November 24, 2025
Former civil rights activist Jamil Al-Amin has died in prison at 82 while serving a life sentence.
Famed Black Power activist Jamil Al-Amin, formerly known as H. Rap Brown, has died in prison at 82 while serving a life sentence.
Kristie Breshears, communications director for the Federal Bureau of Prisons, confirmed his death at the Federal Medical Center, Butner, in North Carolina, on Nov. 23, The New York Times reported. She did not provide a cause, but it follows a February report that Al-Amin had multiple myeloma and was in declining health.
Al-Amin’s son announced his father’s death in a since-removed Facebook post through the Davis Bozeman law firm.
“On behalf of our entire family, I thank every single person who prayed, stood, marched, researched, wrote, advocated, and fought to clear my father’s name,” the statement read. “Your love sustained us. Your belief in his innocence strengthened us. We ask for your continued prayers as we mourn a father, a husband, a brother, a leader, and a servant of the people.”

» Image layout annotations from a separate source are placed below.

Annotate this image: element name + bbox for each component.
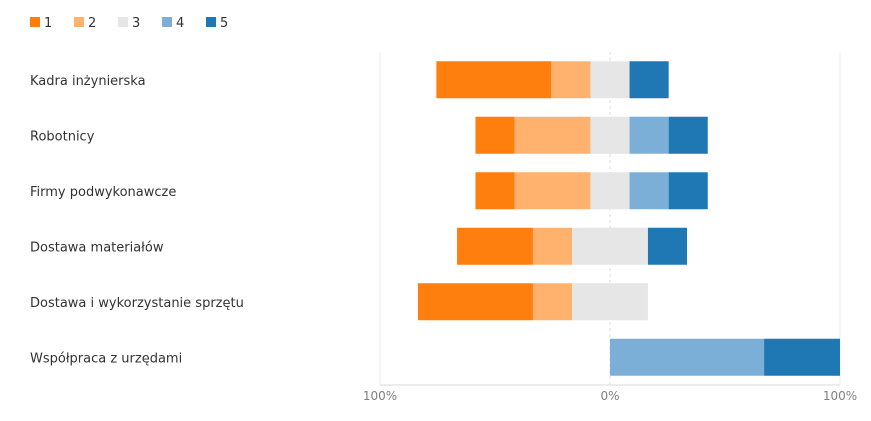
- legend-swatch-2: [74, 17, 84, 27]
- legend-label-2: 2: [88, 16, 96, 31]
- bar-segment-4: [610, 338, 765, 376]
- legend-label-1: 1: [44, 16, 52, 31]
- category-label: Robotnicy: [30, 129, 95, 144]
- category-label: Firmy podwykonawcze: [30, 185, 176, 200]
- bar-segment-1: [457, 227, 533, 265]
- bar-segment-1: [475, 116, 515, 154]
- bar-segment-5: [764, 338, 840, 376]
- bar-segment-5: [647, 227, 688, 265]
- bar-segment-3: [590, 61, 630, 99]
- bar-segment-2: [514, 172, 591, 210]
- bar-segment-2: [532, 283, 573, 321]
- bar-segment-3: [590, 172, 630, 210]
- legend-swatch-3: [118, 17, 128, 27]
- bar-segment-5: [629, 61, 669, 99]
- x-tick-label: 100%: [363, 389, 397, 403]
- bar-segment-1: [475, 172, 515, 210]
- bar-segment-1: [436, 61, 552, 99]
- x-tick-label: 100%: [823, 389, 857, 403]
- legend-label-4: 4: [176, 16, 184, 31]
- bar-segment-2: [514, 116, 591, 154]
- x-tick-label: 0%: [600, 389, 619, 403]
- category-label: Dostawa materiałów: [30, 240, 164, 255]
- bar-segment-1: [417, 283, 533, 321]
- bar-segment-2: [532, 227, 573, 265]
- legend-label-3: 3: [132, 16, 140, 31]
- bar-segment-3: [590, 116, 630, 154]
- category-label: Kadra inżynierska: [30, 74, 146, 89]
- bar-segment-4: [629, 116, 669, 154]
- bar-segment-5: [668, 172, 708, 210]
- bar-segment-4: [629, 172, 669, 210]
- category-label: Współpraca z urzędami: [30, 351, 182, 366]
- bar-segment-3: [572, 283, 648, 321]
- legend-label-5: 5: [220, 16, 228, 31]
- legend-swatch-4: [162, 17, 172, 27]
- legend-swatch-5: [206, 17, 216, 27]
- bar-segment-5: [668, 116, 708, 154]
- category-label: Dostawa i wykorzystanie sprzętu: [30, 296, 244, 311]
- bar-segment-3: [572, 227, 648, 265]
- bar-segment-2: [551, 61, 591, 99]
- legend-swatch-1: [30, 17, 40, 27]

Under the name H. Rap Brown, Al-Amin emerged as a leading voice in the Black militant wing of the 1960s civil rights movement. As chairman of the Student Nonviolent Coordinating Committee and an admirer of the Cuban revolution, he pushed to remove “nonviolent” from the organization’s name, leading to its rebranding as the Student National Coordinating Committee.

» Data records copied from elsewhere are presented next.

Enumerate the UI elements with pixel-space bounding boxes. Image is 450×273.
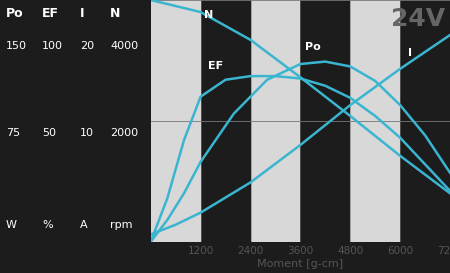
Text: I: I	[409, 48, 413, 58]
Text: 20: 20	[80, 41, 94, 51]
Bar	[350, 0, 400, 242]
Text: 75: 75	[6, 128, 20, 138]
Text: 10: 10	[80, 128, 94, 138]
Text: %: %	[42, 219, 53, 230]
Text: rpm: rpm	[110, 219, 133, 230]
Text: I: I	[80, 7, 85, 20]
Bar	[251, 0, 301, 242]
Text: 100: 100	[42, 41, 63, 51]
Text: N: N	[204, 10, 213, 20]
Text: EF: EF	[208, 61, 223, 71]
Text: Po: Po	[6, 7, 24, 20]
Bar	[151, 0, 201, 242]
Text: 4000: 4000	[110, 41, 138, 51]
Text: 50: 50	[42, 128, 56, 138]
Text: A: A	[80, 219, 87, 230]
Bar	[201, 0, 251, 242]
Bar	[400, 0, 450, 242]
X-axis label: Moment [g-cm]: Moment [g-cm]	[257, 259, 343, 269]
Text: 2000: 2000	[110, 128, 138, 138]
Text: N: N	[110, 7, 121, 20]
Text: EF: EF	[42, 7, 59, 20]
Text: Po: Po	[305, 41, 320, 52]
Text: 24V: 24V	[392, 7, 446, 31]
Bar	[301, 0, 350, 242]
Text: 150: 150	[6, 41, 27, 51]
Text: W: W	[6, 219, 17, 230]
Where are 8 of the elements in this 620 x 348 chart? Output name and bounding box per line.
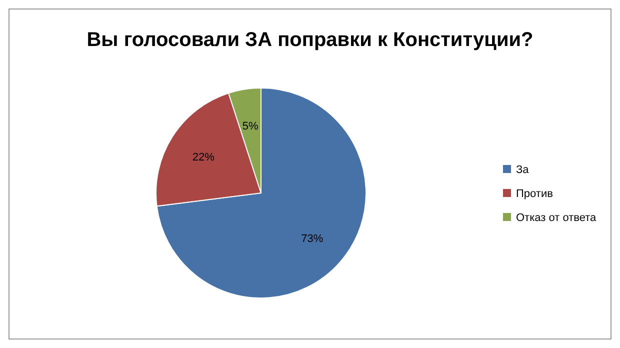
legend-label: За xyxy=(516,164,530,176)
legend-label: Отказ от ответа xyxy=(516,212,598,224)
data-label: 22% xyxy=(192,151,215,164)
legend-label: Против xyxy=(516,188,554,200)
chart-title: Вы голосовали ЗА поправки к Конституции? xyxy=(86,29,534,51)
pie-slice xyxy=(156,88,366,298)
data-label: 73% xyxy=(301,233,324,246)
data-label: 5% xyxy=(242,120,258,133)
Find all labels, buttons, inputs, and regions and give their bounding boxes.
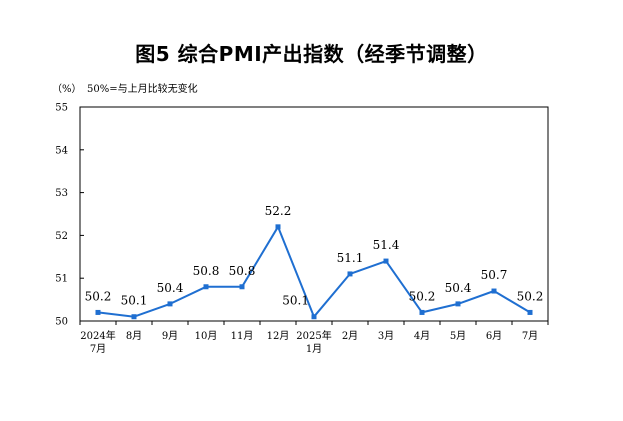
data-label: 50.2	[85, 289, 112, 303]
data-label: 51.4	[373, 238, 400, 252]
data-point-marker	[311, 314, 317, 320]
data-point-marker	[203, 284, 209, 290]
y-tick-label: 50	[55, 317, 68, 328]
data-label: 50.2	[517, 289, 544, 303]
series-line	[97, 225, 531, 318]
data-label: 50.7	[481, 268, 508, 282]
data-label: 50.4	[157, 281, 184, 295]
x-tick-label: 1月	[306, 343, 322, 355]
data-label: 50.1	[282, 294, 309, 308]
x-tick-label: 11月	[231, 330, 254, 342]
data-point-marker	[239, 284, 245, 290]
y-tick-label: 53	[55, 188, 68, 199]
chart-annotation: 50%=与上月比较无变化	[87, 84, 198, 95]
x-tick-label: 4月	[414, 330, 430, 342]
x-tick-label: 10月	[195, 330, 218, 342]
data-label: 50.1	[121, 294, 148, 308]
x-tick-label: 7月	[522, 330, 538, 342]
data-point-marker	[347, 271, 353, 277]
x-tick-label: 3月	[378, 330, 394, 342]
x-tick-label: 2月	[342, 330, 358, 342]
x-tick-label: 7月	[90, 343, 106, 355]
x-tick-label: 9月	[162, 330, 178, 342]
x-tick-label: 8月	[126, 330, 142, 342]
data-point-marker	[527, 309, 533, 315]
data-point-marker	[275, 224, 281, 230]
y-tick-label: 54	[55, 145, 68, 156]
data-point-marker	[491, 288, 497, 294]
data-point-marker	[419, 309, 425, 315]
plot-area-frame	[79, 106, 549, 322]
x-tick-label: 2024年	[80, 329, 115, 342]
data-label: 50.4	[445, 281, 472, 295]
data-point-marker	[131, 314, 137, 320]
y-tick-label: 51	[55, 274, 68, 285]
data-label: 50.8	[193, 264, 220, 278]
y-axis-unit: （%）	[52, 84, 82, 95]
x-tick-label: 5月	[450, 330, 466, 342]
y-tick-label: 52	[55, 231, 68, 242]
data-label: 52.2	[265, 204, 292, 218]
data-label: 50.2	[409, 289, 436, 303]
x-tick-label: 2025年	[296, 329, 331, 342]
data-point-marker	[167, 301, 173, 307]
chart-title: 图5 综合PMI产出指数（经季节调整）	[135, 42, 488, 66]
y-tick-label: 55	[55, 103, 68, 114]
data-label: 50.8	[229, 264, 256, 278]
x-tick-label: 6月	[486, 330, 502, 342]
x-tick-label: 12月	[267, 330, 290, 342]
data-point-marker	[383, 258, 389, 264]
data-point-marker	[455, 301, 461, 307]
data-label: 51.1	[337, 251, 364, 265]
data-point-marker	[95, 309, 101, 315]
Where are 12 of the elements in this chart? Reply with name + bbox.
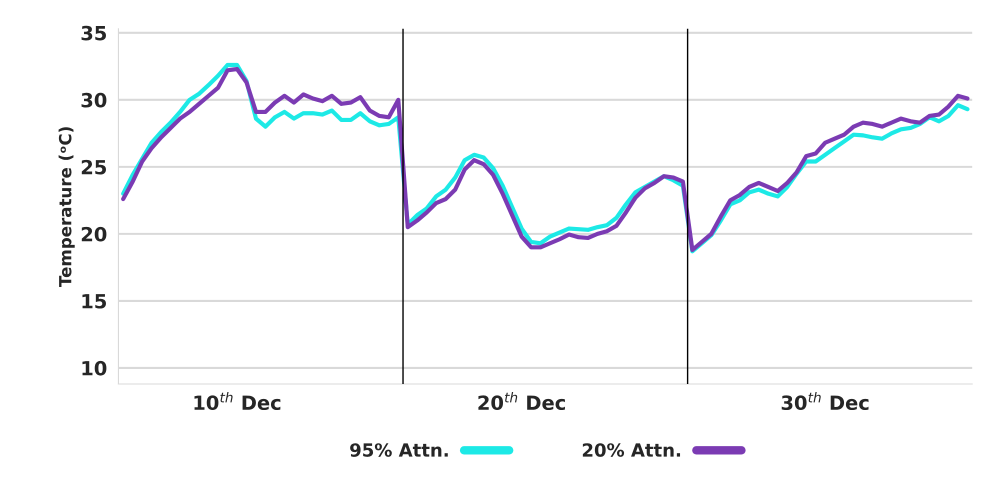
legend-label: 95% Attn. — [350, 443, 448, 457]
y-axis-title: Temperature (ᵒC) — [58, 127, 75, 287]
y-tick-label: 30 — [82, 92, 106, 108]
y-tick-label: 20 — [82, 226, 106, 242]
y-tick-label: 15 — [82, 294, 106, 309]
legend-label: 20% Attn. — [582, 443, 680, 457]
x-tick-label: 20$^{th}$ Dec — [478, 392, 565, 410]
y-tick-label: 25 — [82, 160, 106, 175]
x-tick-label: 30$^{th}$ Dec — [782, 392, 868, 410]
y-tick-label: 10 — [82, 360, 106, 376]
y-tick-label: 35 — [82, 26, 106, 40]
x-tick-label: 10$^{th}$ Dec — [194, 392, 280, 410]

Wearing his signature black beret and sunglasses, he championed armed resistance and separatism from white oppression, famously declaring, “Violence is necessary. Violence is a part of America’s culture. It is as American as cherry pie.”
As riots swept more than 100 American cities in the summer of 1967, the 6-foot-5 Al-Amin — standing nearly 7 feet with his afro — emerged as a cultural force, delivering impassioned speeches on street corners and college campuses that gave voice to the frustrations within the Black community after over a century of unfulfilled promises since the end of slavery.
“Black folk built America, and if it don’t come around, we’re gonna burn America down,” he said during countless speeches.
By the 1970s, Al-Amin had converted to Islam, changed his name, and settled into a quieter life as a Muslim cleric and shopkeeper until his 2000 arrest in the killing of a sheriff’s deputy. In 2002, he was convicted of murdering Fulton County Deputy Ricky Kinchen.
Kinchen and Deputy Aldranon English were attempting to serve an arrest warrant at Al-Amin’s home in Atlanta’s West End when gunfire erupted. The Georgia chapter of the Council on American-Islamic Relations, the Imam Jamil Action Network, the Islamic Circle of North America, and other advocates later called on the Fulton County District Attorney to reopen the case, saying another individual had confessed to the shooting.
At the time of his death, Al-Amin was serving a life sentence without parole.